The DataFrame has an `apply` function that will  run a given function for the data in each row.

<u>Example 1</u><br>
We review the CDK `data` from above.

In [None]:
print("first 5 rows:")
data.head()

Suppose that for each row, we want to find the higher of the `Hemoglobin` and the `Glucose` absolute values. For example, in the first row, the absolute value of `Hemoglobin` is 0.865744, and the absolute value of `Glucose` is 0.221549. The higher absolute value is 0.865744.



First we create a new DataFrame with the `Hemoglobin` and `Glucose` columns.

In [None]:
two_columns = data[['Hemoglobin', 'Glucose']].copy()
two_columns.head()

We write a function to find the higher absolute value.

In [None]:
def higher_abs_value(row):
  return np.max(np.abs(row))

We run the `higher_abs_value` function with the first row to check that it produces the correct result.

In [None]:
higher_abs_value(two_columns.iloc[0])

We now use the `apply` function to run a function with each row in the DataFrame, using the format:

> `a_DataFrame.apply(function_name, axis=1)`

The `axis=1` tells `apply` to run `function_name` with each _row_ of data. If we don't add the `axis=1`, then the default behavior for `apply` is to run the function with each column of the data.

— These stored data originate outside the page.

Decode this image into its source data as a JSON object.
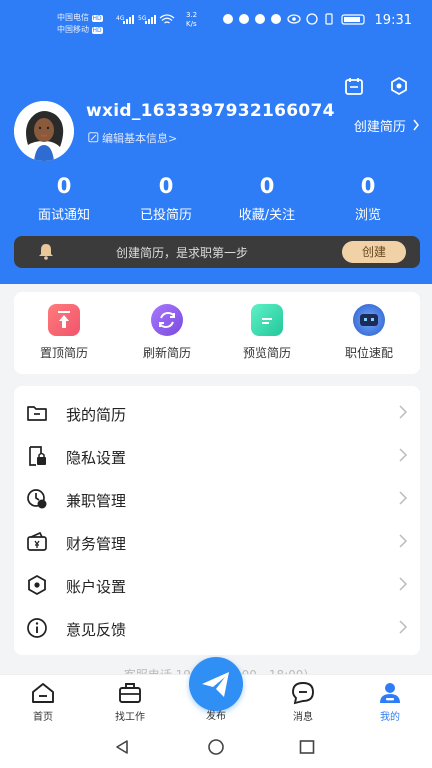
{
  "status_bar": {
    "carrier1": "中国电信",
    "carrier2": "中国移动",
    "hd_badge": "HD",
    "net_speed_value": "3.2",
    "net_speed_unit": "K/s",
    "signal_labels": [
      "4G",
      "5G"
    ],
    "time": "19:31"
  },
  "profile": {
    "username": "wxid_1633397932166074",
    "edit_info": "编辑基本信息>",
    "create_resume": "创建简历"
  },
  "stats": [
    {
      "value": "0",
      "label": "面试通知"
    },
    {
      "value": "0",
      "label": "已投简历"
    },
    {
      "value": "0",
      "label": "收藏/关注"
    },
    {
      "value": "0",
      "label": "浏览"
    }
  ],
  "banner": {
    "text": "创建简历，是求职第一步",
    "button": "创建"
  },
  "quick_actions": [
    {
      "label": "置顶简历",
      "icon": "pin-top-icon",
      "color": "#f0556c"
    },
    {
      "label": "刷新简历",
      "icon": "refresh-icon",
      "color": "#8a58e8"
    },
    {
      "label": "预览简历",
      "icon": "preview-icon",
      "color": "#2fd4a6"
    },
    {
      "label": "职位速配",
      "icon": "robot-icon",
      "color": "#3a6fd8"
    }
  ],
  "menu": [
    {
      "label": "我的简历",
      "icon": "folder-icon"
    },
    {
      "label": "隐私设置",
      "icon": "privacy-lock-icon"
    },
    {
      "label": "兼职管理",
      "icon": "clock-coin-icon"
    },
    {
      "label": "财务管理",
      "icon": "wallet-icon"
    },
    {
      "label": "账户设置",
      "icon": "hexagon-settings-icon"
    },
    {
      "label": "意见反馈",
      "icon": "info-icon"
    }
  ],
  "service_text": "客服电话 1993...3(9:00 - 18:00)",
  "tabs": [
    {
      "label": "首页",
      "icon": "home-icon"
    },
    {
      "label": "找工作",
      "icon": "briefcase-icon"
    },
    {
      "label": "发布",
      "icon": "send-icon"
    },
    {
      "label": "消息",
      "icon": "message-icon"
    },
    {
      "label": "我的",
      "icon": "person-icon"
    }
  ],
  "colors": {
    "brand_blue": "#2f7df6",
    "banner_dark": "#3b3b3b",
    "banner_button": "#f1d2a6",
    "publish_blue": "#2f8ff5"
  }
}
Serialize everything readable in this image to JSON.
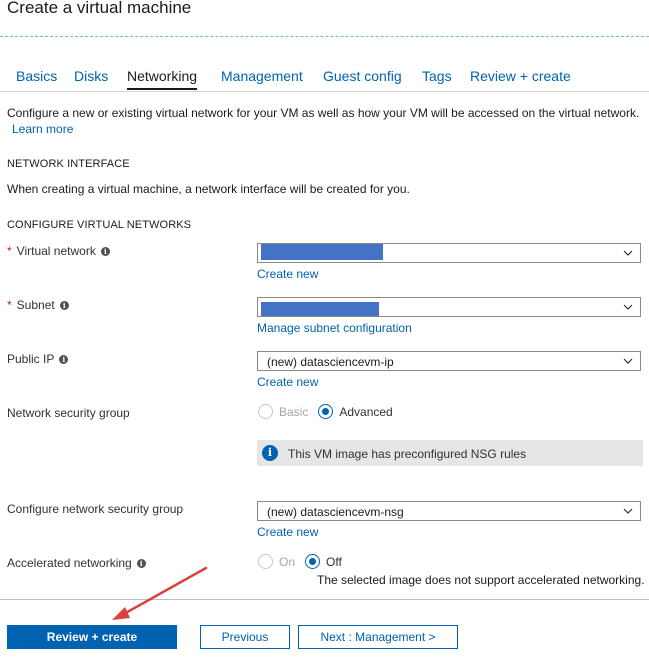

In the code below we run the `higher_abs_value` function with each row by using `apply` and we store the results as a new column in the `two_columns` DataFrame. Then we print the DataFrame to check that the output is correct.

In [None]:
two_columns['higher'] = two_columns.apply(higher_abs_value, axis=1)
print("First 5 rows:")
two_columns.head()

<u>Example 2</u><br>
As a second example of using `apply`, given the function `find_distance` above, we write the function to find the distance between Alice and one data point in the `data` DataFrame.

Alice's data point is already set at (1, 0.5) above.

In [None]:
def find_distance_to_alice(row):
  return find_distance(alice, [row['Hemoglobin'], row['Glucose']])

Running the function with the first row of `data`.

In [None]:
print("Distance to Alice:", find_distance_to_alice(data.iloc[0]))

Now we use the `apply` function to:
- find the distance between Alice and all the  data points
- store the distances in the variable named `distances`
- find the smallest distance and print it

In [None]:
distances = data.apply(find_distance_to_alice, axis=1)
print("Smallest distance:", np.min(distances))

---

In this notebook we learn the concepts of a classification problem and how the nearest neighbor method can be used to classify data.

With this background knowledge, we will create a classification model in the next and final notebook.